After the SDSU-USD rivalry football game, Coyote head coach Joe Glenn kept his press conference shorter than usual.

“We just aren’t good enough,” he said about his program.

That’s what a 37-14 score was telling him.

Three days later, I was back home for Thanksgiving break. I was the only University of South Dakota representative among a few SDSU alumni. Football was an easy subject at the dinner table.

I’ve heard the comments for the last two years, but fans on both sides believe USD isn’t recruiting well enough in-state.

Currently, SDSU football has 24 players from South Dakota on its roster, while USD has 14.

But the lack of South Dakota natives is not a USD problem, it’s a talent problem.

When USD jumped to Division I to compete with SDSU, the number of South Dakota natives found on its roster dropped. In fact, from 2007 to 2014, it was cut in half from 28 in-staters on the team in 2007 to the 14 USD has today.

When I think of program-changing players in recent years at each school, SDSU’s would be Dale Moss and Zach Zenner.

At USD, fans think of Tyler Starr and Will Powell.

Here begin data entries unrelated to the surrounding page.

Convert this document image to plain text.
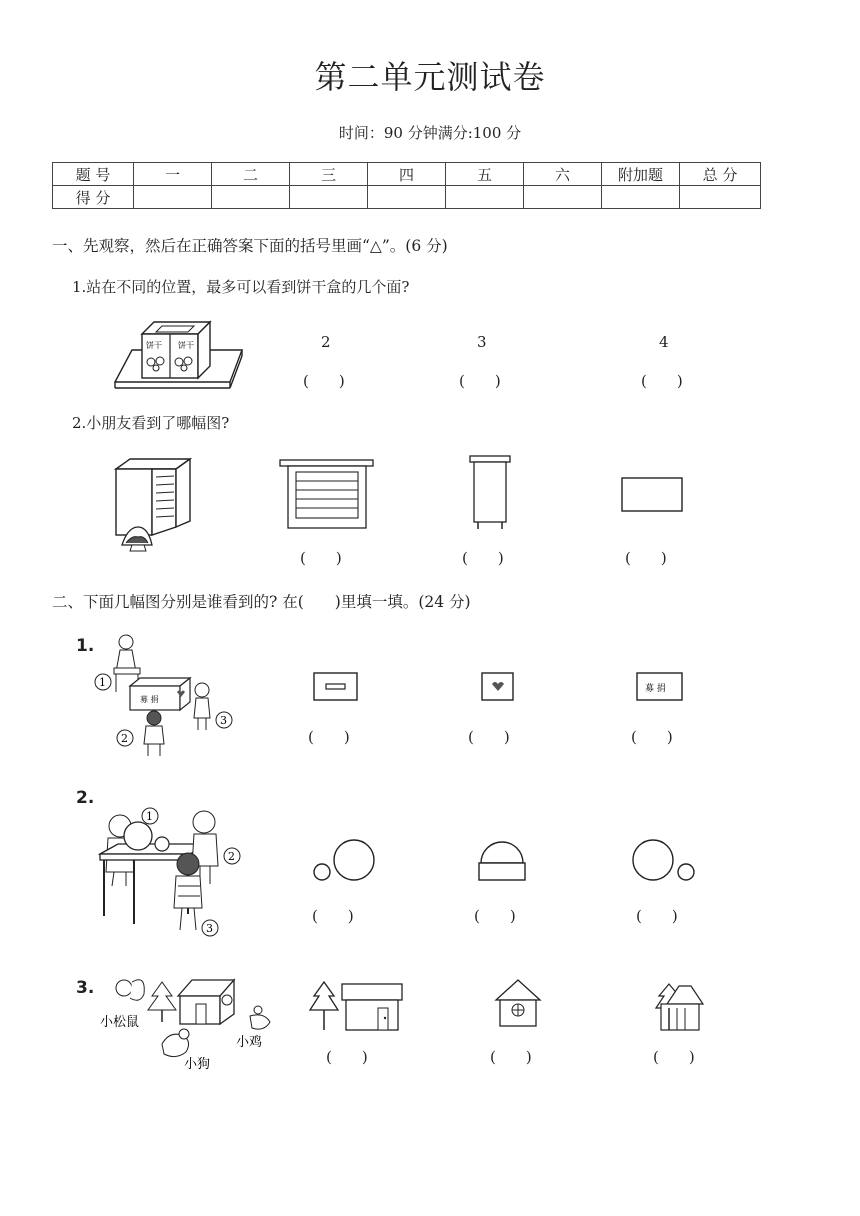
第二单元测试卷
时间：90 分钟满分:100 分
题 号	一	二	三	四	五	六	附加题	总 分
得 分								
一、先观察，然后在正确答案下面的括号里画“△”。(6 分)
1.站在不同的位置，最多可以看到饼干盒的几个面?
饼干 饼干	2	3	4
(　　)	(　　)	(　　)
2.小朋友看到了哪幅图?
(　　)	(　　)	(　　)
二、下面几幅图分别是谁看到的? 在(　　)里填一填。(24 分)
1.
募 捐
1
2
3
募 捐
(　　)	(　　)	(　　)
2.
1
2
3
(　　)	(　　)	(　　)
3.
小松鼠
小鸡
小狗	(　　)	(　　)	(　　)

And many of these top talents — like Zenner and Starr —  are not even from the state. The idea that there is a competition to recruit in-state is misguided.

To win games against one another, USD and SDSU shouldn’t be going to win players from the South Dakota recruiting turf. They should be going to win Minnesota and Iowa turf.

When looking where recruits are coming from, USD football is recruiting area states at an even rate with SDSU.

Only 48 players on the football roster are from outside South Dakota, North Dakota, Minnesota, Iowa or Nebraska. SDSU has 46 players from outside those five states.

The difference between the two schools is recruits grew up with SDSU as the better program.

It’s only going to change with winning, and winning won’t come from recruiting South Dakota.